Category: Our Families

What teachers really want to say to our families (and should).

Teachers Have a Great Job, But There Are Things We Can’t Say……..

Teachers Have a Great Job, But There Are Things We Can’t Say……..

Everyday, thousands of good teachers go to work to teach the children of the nation and to change the world.  We waltz through our days with smiles on our collective faces; beautiful little birds tweeting about the room, flowers in full bloom, harps playing and angels singing.  Our students, bright and shiny and eager to learn greet us at the door, well rested, groomed, fed, and prepared for another day of learning.  As their minds open to the tremendous value of cultures long ago dispatched to the annals of history like the Phoenicians, the Babylonians, and the Clevelanders, you can hear the greats being played in the background, Mozart, Bach, Clapton.  (It is a well known fact that listening to Eric Clapton makes kids infinitely smarter.)  
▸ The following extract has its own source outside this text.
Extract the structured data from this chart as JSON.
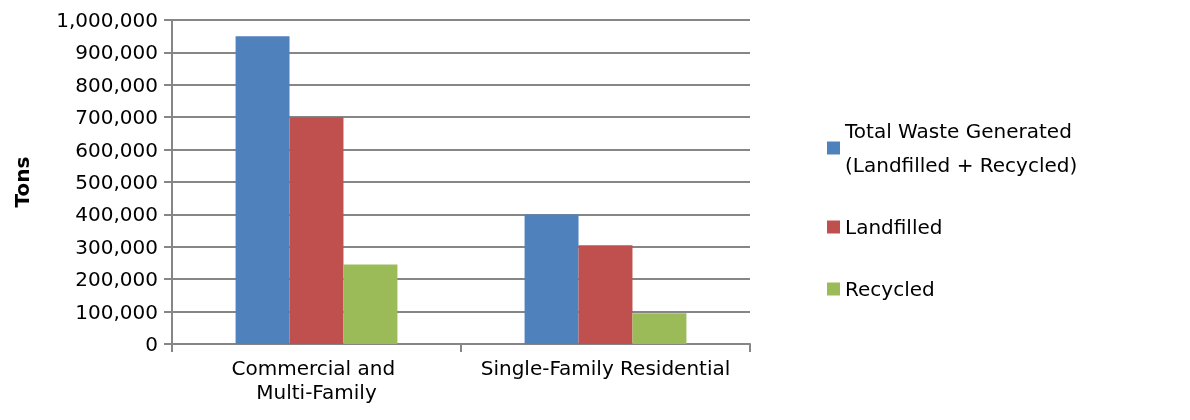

When the day is over, students file out of the room in a controlled rush that resembles Black Friday deals on 60 inch LED TVs.  As they sprint past us, they thank us for imparting such knowledge as will change the course of their lives.  Ok, some of them grunt at us as they leave.  A few even make eye contact but we know what they mean.

After school our students enter many different worlds.  Some go home to loving families who eagerly await their arrivals, some will go to less stable homes.  Others, when they are old enough to work, will begin internships to gain college training, some go to jobs where they will engage in important career training. They learn things like:

  1. other people’s children are often as easy to care for as a hungry wolverine
  2. grown adults, despite being grown adults, are not always pleasant when ordering food at a drive through
  3. you can get a great tan life guarding, providing you are life guarding outside

Still other kids will be engaging in what we like to call “extra” or “co” curricular activities.  These are often activities that students engage in at an early age, perhaps as young as first grade, in order to learn how to:

  1. work as a team
  2. enjoy the company of others who hold a common interest as the student
  3. gain a greater depth of understanding of a particular topic or sport
  4. endure the maniacal rantings of people on the sidelines (we often call them “cheering parents”)
  5. learn to become strong in body and mind as they compete in what appears to be a rebirth of the Roman Circus
  6. most importantly, pad their resume in order to become President of the World Council on Everything

As teachers, we have a wonderful job.  It is a privilege.  We get to change the world.  As with many career paths, teachers have to take the good with the bad.  Also as with many professions, there is A LOT that teachers want to say but can’t. (OK, perhaps don’t.)  There are many reasons we don’t say anything, decorum, professionalism, fear of being burned at the stake by parents masquerading as angry villagers.  For whatever reason, we don’t say them, but this blog is here to offer a little peak at what those things are.